Clark Hoyt, Public Editor of the New York Times, responded to the William Kristol kerfuffle in yesterday’s Times:

Of the nearly 700 messages I have received since Kristol’s selection was announced — more than half of them before he ever wrote a word for The Times — exactly one praised the choice….

This is a decision I would not have made. But it is not the end of the world. Everyone should take a deep breath and calm down. Safire was greeted with jeers and got off to a rocky start, calling Watergate “a tempest in a Teapot Dome” before eventually acknowledging that he had been “grandly, gloriously, egregiously wrong.” He went on to a distinguished, 32-year career at The Times and, agree or disagree with him, he was a compelling presence on the Op-Ed page.

INTERNAL MEMORANDUM

From: Human Resources

Re: Opening in Editorial Department: Public Editor/Ombudsman

The Editorial Board is commencing a search for a new Public Editor/Ombudsman. This position requires a minimum of ten hours per week in which the Public Editor reviews and addresses concerns and fields complaints from the paper’s readership regarding any particular story or any alleged breach of the newspaper’s journalistic standards.
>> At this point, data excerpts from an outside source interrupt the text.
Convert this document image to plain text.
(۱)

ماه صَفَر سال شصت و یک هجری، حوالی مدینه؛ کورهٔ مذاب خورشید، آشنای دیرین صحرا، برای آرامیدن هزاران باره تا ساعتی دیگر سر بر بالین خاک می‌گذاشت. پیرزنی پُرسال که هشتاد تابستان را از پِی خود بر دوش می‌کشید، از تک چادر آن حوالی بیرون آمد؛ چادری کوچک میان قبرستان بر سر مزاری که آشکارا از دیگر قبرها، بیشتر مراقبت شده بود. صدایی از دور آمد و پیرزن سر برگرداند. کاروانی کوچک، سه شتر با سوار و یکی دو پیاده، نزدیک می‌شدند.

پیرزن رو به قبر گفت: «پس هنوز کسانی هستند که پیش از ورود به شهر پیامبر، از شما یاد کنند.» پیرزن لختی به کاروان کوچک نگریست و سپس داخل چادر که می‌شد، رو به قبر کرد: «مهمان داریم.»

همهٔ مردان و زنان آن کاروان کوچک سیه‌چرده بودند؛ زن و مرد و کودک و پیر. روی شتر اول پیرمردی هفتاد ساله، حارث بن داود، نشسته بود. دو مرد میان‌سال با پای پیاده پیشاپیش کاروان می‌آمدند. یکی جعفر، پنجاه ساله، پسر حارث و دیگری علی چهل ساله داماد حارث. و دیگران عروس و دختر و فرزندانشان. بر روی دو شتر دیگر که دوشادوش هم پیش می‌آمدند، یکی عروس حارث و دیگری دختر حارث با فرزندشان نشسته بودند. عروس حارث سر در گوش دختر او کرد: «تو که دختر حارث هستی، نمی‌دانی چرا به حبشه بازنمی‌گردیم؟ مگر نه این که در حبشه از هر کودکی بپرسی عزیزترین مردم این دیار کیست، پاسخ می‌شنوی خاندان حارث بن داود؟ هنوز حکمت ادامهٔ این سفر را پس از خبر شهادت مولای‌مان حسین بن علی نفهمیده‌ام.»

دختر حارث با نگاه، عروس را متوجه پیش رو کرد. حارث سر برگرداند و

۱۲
The ideal candidate must possess the following qualifications:

  • Minimum of 3 months of editorial experience
  • Working knowledge of Louise Hay self-help catalogue
  • Appreciation for cognitive dissonance
  • Ability to write in avuncular, yet condescending, tone
  • Healthy capacity for wishful thinking
  • Has immediate access to deep wells of justification and rationalization
  • Is intimately familiar with the lyrics to "Tomorrow" from the musical, "Annie"
  • Adept at toeing company line
  • Knowledge of the Chicago Manual of Style
  • Self-starter

Applications from within the company will be considered first. Please do not hesitate to contact HR with any questions you might have regarding your qualifications.